The last presidential debate highlighted clear and significant differences between John Kerry and George Bush on domestic issues like minimum wage, healthcare, education and even gay marriage. George Bush supports a constitutional amendment banning gay marriage while John Kerry, though he believes that marriage should be between a man and a woman, doesn’t.
But if you caught only the postdebate banter, you might not know this. Instead, campaign surrogates and pundits have been obsessed with whether or not John Kerry (and earlier John Edwards) invaded Mary Cheney’s privacy by noting that the Vice President’s daughter is a lesbian.
Did they? I don’t think so.
It’s not like Mary Cheney’s been quietly pursuing lesbianism by playing softball and raising cats in Northampton. She has devoted her entire career to providing cover for lesbian-hating organizations, corporations and political parties.
Before the 2000 campaign she worked as a liaison to the gay and lesbian community for Coors Brewing Company, a rather masochistic occupation, since Coors is just about as antigay as you can get. In the early 1970s Coors required prospective employees to submit to a lie-detector test in which the company asked if the respondent was a homosexual (prompting Harvey Milk to organize a boycott of Coors beer). Throughout the 1970s and ’80s, the Coors family used generous donations from the Adolph Coors Foundation to launch right-wing groups like the Moral Majority, the Heritage Foundation and the Free Congress Foundation–which coined the term “the homosexual agenda” in publications like Gays, AIDS and You. Meanwhile, the company busted unions (leading to an AFL-CIO boycott), and individual family members like William Coors made racist speeches to black audiences claiming “one of the best things that they [slave traders] did for you was to drag your ancestors over here in chains” (this statement led to a boycott by numerous minority groups).
Facing a nationwide protest, the Coors family, which controls both the brewery and the foundation, executed a savvy PR campaign.
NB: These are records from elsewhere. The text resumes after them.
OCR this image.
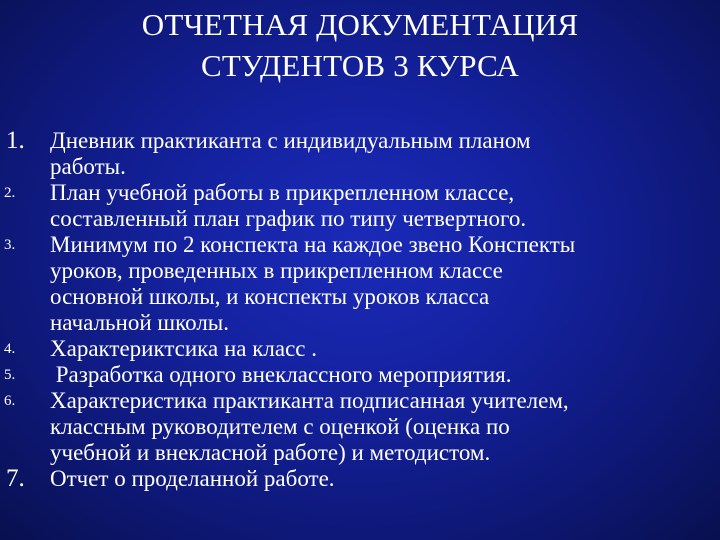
ОТЧЕТНАЯ ДОКУМЕНТАЦИЯ
СТУДЕНТОВ 3 КУРСА
1.	Дневник практиканта с индивидуальным планом
работы.
2.	План учебной работы в прикрепленном классе,
составленный план график по типу четвертного.
3.	Минимум по 2 конспекта на каждое звено Конспекты
уроков, проведенных в прикрепленном классе
основной школы, и конспекты уроков класса
начальной школы.
4.	Характериктсика на класс .
5.	Разработка одного внеклассного мероприятия.
6.	Характеристика практиканта подписанная учителем,
классным руководителем с оценкой (оценка по
учебной и внекласной работе) и методистом.
7.	Отчет о проделанной работе.
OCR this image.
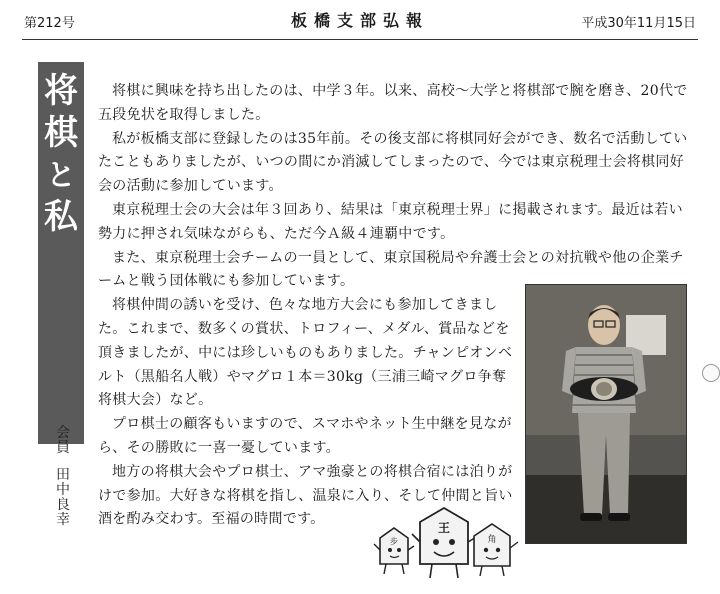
第212号	板橋支部弘報	平成30年11月15日
将
棋
と
私
会
員
田
中
良
幸

将棋に興味を持ち出したのは、中学３年。以来、高校〜大学と将棋部で腕を磨き、20代で五段免状を取得しました。

私が板橋支部に登録したのは35年前。その後支部に将棋同好会ができ、数名で活動していたこともありましたが、いつの間にか消滅してしまったので、今では東京税理士会将棋同好会の活動に参加しています。

東京税理士会の大会は年３回あり、結果は「東京税理士界」に掲載されます。最近は若い勢力に押され気味ながらも、ただ今Ａ級４連覇中です。

また、東京税理士会チームの一員として、東京国税局や弁護士会との対抗戦や他の企業チームと戦う団体戦にも参加しています。

将棋仲間の誘いを受け、色々な地方大会にも参加してきました。これまで、数多くの賞状、トロフィー、メダル、賞品などを頂きましたが、中には珍しいものもありました。チャンピオンベルト（黒船名人戦）やマグロ１本＝30kg（三浦三崎マグロ争奪将棋大会）など。

プロ棋士の顧客もいますので、スマホやネット生中継を見ながら、その勝敗に一喜一憂しています。

地方の将棋大会やプロ棋士、アマ強豪との将棋合宿には泊りがけで参加。大好きな将棋を指し、温泉に入り、そして仲間と旨い酒を酌み交わす。至福の時間です。

步
王
角
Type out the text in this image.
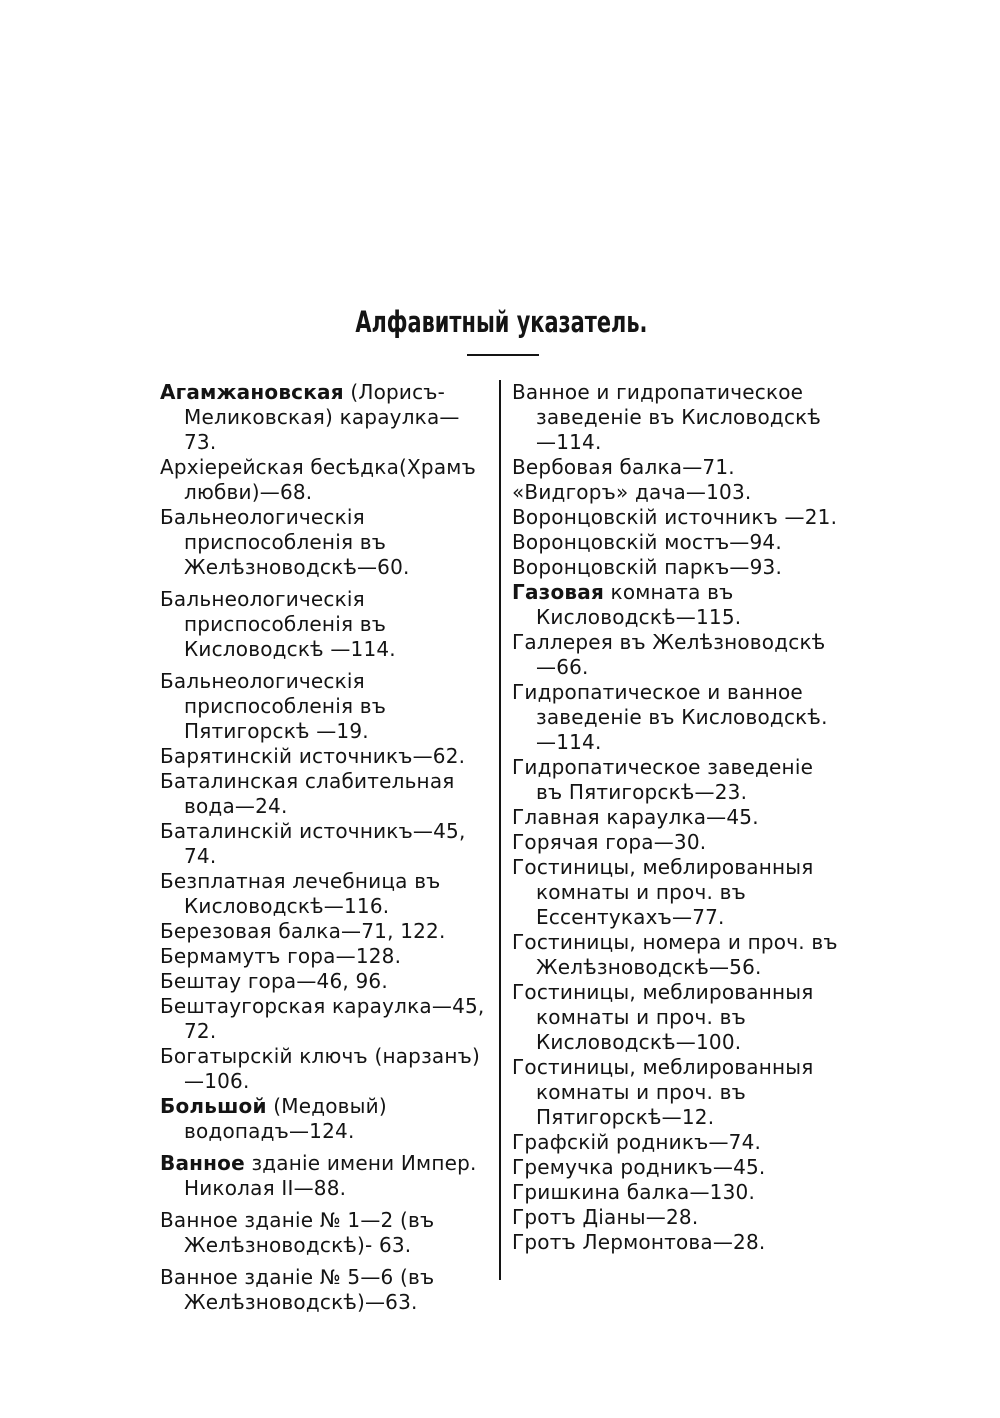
Алфавитный указатель.
Агамжановская (Лорисъ-Меликовская) караулка—73.
Архіерейская бесѣдка(Храмъ любви)—68.
Бальнеологическія приспособленія въ Желѣзноводскѣ—60.
Бальнеологическія приспособленія въ Кисловодскѣ —114.
Бальнеологическія приспособленія въ Пятигорскѣ —19.
Барятинскій источникъ—62.
Баталинская слабительная вода—24.
Баталинскій источникъ—45, 74.
Безплатная лечебница въ Кисловодскѣ—116.
Березовая балка—71, 122.
Бермамутъ гора—128.
Бештау гора—46, 96.
Бештаугорская караулка—45, 72.
Богатырскій ключъ (нарзанъ)—106.
Большой (Медовый) водопадъ—124.
Ванное зданіе имени Импер. Николая II—88.
Ванное зданіе № 1—2 (въ Желѣзноводскѣ)- 63.
Ванное зданіе № 5—6 (въ Желѣзноводскѣ)—63.
Ванное и гидропатическое заведеніе въ Кисловодскѣ —114.
Вербовая балка—71.
«Видгоръ» дача—103.
Воронцовскій источникъ —21.
Воронцовскій мостъ—94.
Воронцовскій паркъ—93.
Газовая комната въ Кисловодскѣ—115.
Галлерея въ Желѣзноводскѣ—66.
Гидропатическое и ванное заведеніе въ Кисловодскѣ. —114.
Гидропатическое заведеніе въ Пятигорскѣ—23.
Главная караулка—45.
Горячая гора—30.
Гостиницы, меблированныя комнаты и проч. въ Ессентукахъ—77.
Гостиницы, номера и проч. въ Желѣзноводскѣ—56.
Гостиницы, меблированныя комнаты и проч. въ Кисловодскѣ—100.
Гостиницы, меблированныя комнаты и проч. въ Пятигорскѣ—12.
Графскій родникъ—74.
Гремучка родникъ—45.
Гришкина балка—130.
Гротъ Діаны—28.
Гротъ Лермонтова—28.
In 1993 they restricted the Adolph Coors Foundation’s grants to Colorado organizations, while spinning off $36.5 million of unrestricted assets to endow the non-Coors named (though still Coors-controlled) Castle Rock Foundation, which continued to fund far-right groups. And while Coors Brewing extended domestic partnership benefits to gays and lesbians in 1995, its former CEO and favorite son, Peter Coors, is now running for Senate in Colorado on a platform that touts his support of a sweeping constitutional amendment that would not only ban gay marriage but could also eliminate domestic partnership benefits for unmarried couples.
At the very center of the Coors duck and cover operation was Mary Cheney, who was hired as “corporate relations manager for the gay and lesbian market” not because of her PR-savvy but because she was lesbian, a Republican and the daughter of Dick and Lynne Cheney. Not that she wasn’t deeply committed to her job: As PR flack she toured the country with 1999 International Mr. Leather to promote Coors beer in gay bars. Cheney was not just a member of the lesbian community but a market analyst who researched, cultivated and delivered that community to a corporate dynasty seeking to paint over decades of active support for homophobic causes.